On two: pretty much all more then two sentences long explanations of virus origin I have seen months ago involved another animal in between.

So no, another animal in between does not show explanation is more indirect then thought. It just shows something that was talked about openly in like January or February.


[flagged]


watwut is not an amigo. I know that from reading her comments over the years.

We wouldn't expect you to know that of course, but we do expect you not to be an asshole to your fellow community members. Please see https://news.ycombinator.com/item?id=23670678.

https://news.ycombinator.com/newsguidelines.html


It was clear to me and I consume exclusively western production. Your surprising revelation was not surprising to people who were interested in topic.


> Anybody who's well-read on corona

Every single halfways respected virologist I've heard comment on this has said the lab leak theory is complete bonkers.

Millions of people come into contact with animals infected with coronaviruses every year. There are large populations of bats in the countryside that live in close proximity to humans and livestock, which act as permanent reservoirs for these viruses. In the countryside in China, there are places where 3% of the population (!) have been found to be seropositive for novel coronaviruses.

So while you worry about a few highly trained lab technicians wearing full protective suits and following decontamination procedures, there are millions of normal people wearing no protection coming into contact with these viruses every year.

> those labs, which have poor isolation

The Wuhan Institute of Virology is widely viewed as a world-class laboratory - one of a few elite labs that implement the highest safety protocols. The lab was designed in partnership with France's top BSL-4 lab, and its staff is trained at the premiere US BSL-4 lab, in Galveston.


But jumping species is rare, how would this have happened naturally all of a sudden?

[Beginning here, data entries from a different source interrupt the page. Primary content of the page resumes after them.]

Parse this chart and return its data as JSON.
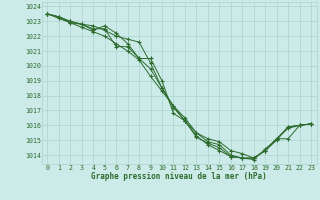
{
  "title": "Graphe pression niveau de la mer (hPa)",
  "bg_color": "#cceae8",
  "grid_color": "#aad4d0",
  "line_color": "#2d6b2d",
  "xlim": [
    -0.5,
    23.5
  ],
  "ylim": [
    1013.4,
    1024.3
  ],
  "yticks": [
    1014,
    1015,
    1016,
    1017,
    1018,
    1019,
    1020,
    1021,
    1022,
    1023,
    1024
  ],
  "xticks": [
    0,
    1,
    2,
    3,
    4,
    5,
    6,
    7,
    8,
    9,
    10,
    11,
    12,
    13,
    14,
    15,
    16,
    17,
    18,
    19,
    20,
    21,
    22,
    23
  ],
  "series": [
    [
      1023.5,
      1023.3,
      1023.0,
      1022.8,
      1022.4,
      1022.7,
      1022.2,
      1021.5,
      1020.5,
      1019.8,
      1018.5,
      1017.3,
      1016.5,
      1015.5,
      1015.1,
      1014.9,
      1014.3,
      1014.1,
      1013.8,
      1014.3,
      1015.1,
      1015.8,
      1016.0,
      1016.1
    ],
    [
      1023.5,
      1023.3,
      1023.0,
      1022.8,
      1022.5,
      1022.5,
      1021.3,
      1021.3,
      1020.5,
      1020.5,
      1019.0,
      1016.8,
      1016.3,
      1015.5,
      1014.9,
      1014.7,
      1014.0,
      1013.8,
      1013.7,
      1014.4,
      1015.1,
      1015.1,
      1016.0,
      1016.1
    ],
    [
      1023.5,
      1023.3,
      1022.9,
      1022.8,
      1022.7,
      1022.4,
      1022.0,
      1021.8,
      1021.6,
      1020.2,
      1018.5,
      1017.2,
      1016.3,
      1015.2,
      1014.8,
      1014.5,
      1013.9,
      1013.8,
      1013.8,
      1014.3,
      1015.1,
      1015.9,
      1016.0,
      1016.1
    ],
    [
      1023.5,
      1023.2,
      1022.9,
      1022.6,
      1022.3,
      1022.0,
      1021.5,
      1021.0,
      1020.4,
      1019.3,
      1018.3,
      1017.3,
      1016.3,
      1015.3,
      1014.7,
      1014.3,
      1013.9,
      1013.8,
      1013.8,
      1014.3,
      1015.0,
      1015.9,
      1016.0,
      1016.1
    ]
  ]
}
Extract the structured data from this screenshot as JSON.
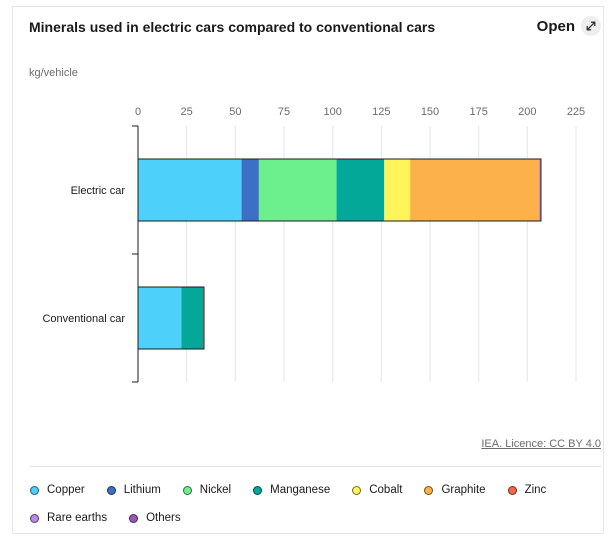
{
  "header": {
    "title": "Minerals used in electric cars compared to conventional cars",
    "open_label": "Open"
  },
  "footer": {
    "licence": "IEA. Licence: CC BY 4.0"
  },
  "chart_data": {
    "type": "bar",
    "orientation": "horizontal",
    "stacked": true,
    "ylabel": "kg/vehicle",
    "xlim": [
      0,
      225
    ],
    "ticks": [
      "0",
      "25",
      "50",
      "75",
      "100",
      "125",
      "150",
      "175",
      "200",
      "225"
    ],
    "grid": true,
    "legend_position": "bottom",
    "categories": [
      "Electric car",
      "Conventional car"
    ],
    "series": [
      {
        "name": "Copper",
        "color": "#4dd0fa",
        "values": [
          53.2,
          22.3
        ]
      },
      {
        "name": "Lithium",
        "color": "#3d6fc6",
        "values": [
          8.9,
          0
        ]
      },
      {
        "name": "Nickel",
        "color": "#6cf08d",
        "values": [
          39.9,
          0
        ]
      },
      {
        "name": "Manganese",
        "color": "#03a899",
        "values": [
          24.5,
          11.2
        ]
      },
      {
        "name": "Cobalt",
        "color": "#fff45a",
        "values": [
          13.3,
          0
        ]
      },
      {
        "name": "Graphite",
        "color": "#fdb14a",
        "values": [
          66.3,
          0
        ]
      },
      {
        "name": "Zinc",
        "color": "#f0684a",
        "values": [
          0.1,
          0.1
        ]
      },
      {
        "name": "Rare earths",
        "color": "#b889e8",
        "values": [
          0.5,
          0
        ]
      },
      {
        "name": "Others",
        "color": "#9b59b6",
        "values": [
          0.3,
          0.3
        ]
      }
    ]
  }
}
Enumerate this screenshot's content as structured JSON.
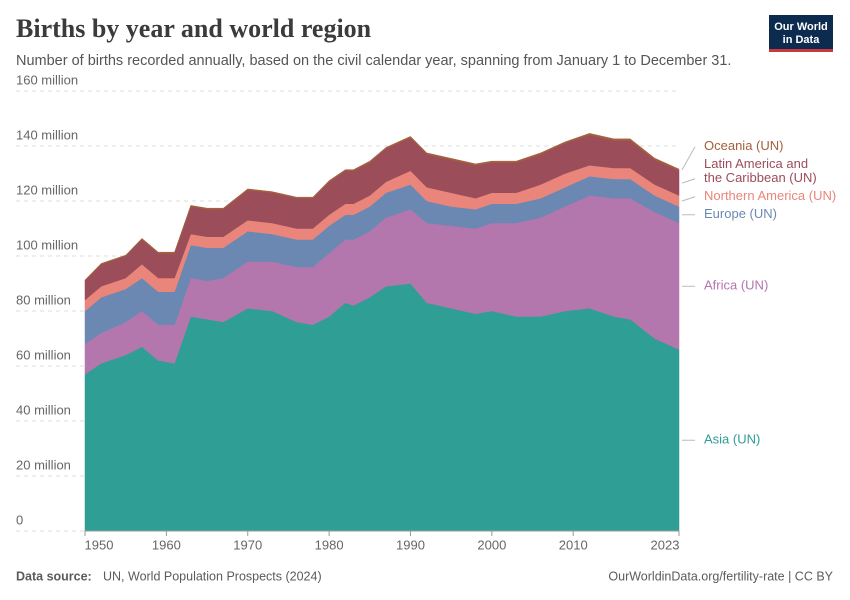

It's not actually rare, as evidenced by the number of people in rural China who are seropositive for novel coronaviruses. This is the third new coronavirus that has caused a major outbreak in the last 18 years. Many more coronaviruses have likely jumped into humans, and have either petered out quickly or spread unnoticed (i.e., they cause nothing more than a cold).


> Apparently Wuhan residents don't eat bats, so those

How can you write this without suspicion? Did they interview all 11 million residents and all visitors and confirm? Why are bats sold if no one buys them?


Are bats even sold there though?


my understand was that bats were hibernating at the time and it was highly unlikely for someone to have gone to the cave and brought them all the way to Wuhan.


Anyone who reads this, be aware, it's total nonsense. It's ridiculous fear mongering, "omg, if it's not from eating bats, it must be from a lab!!!".


Are you saying redis_mlc's comment is total nonsense, or the article is total nonsense, or both? Because redis_mlc's comment seems to agree with the article.


Both labs are corona labs. China's leading corona researchers work there full-time. The US paid those labs to upgrade their security because they were afraid of what they saw when visiting.

Those are all facts. Where is the fear-mongering?

Just because you don't know anything doesn't mean I don't.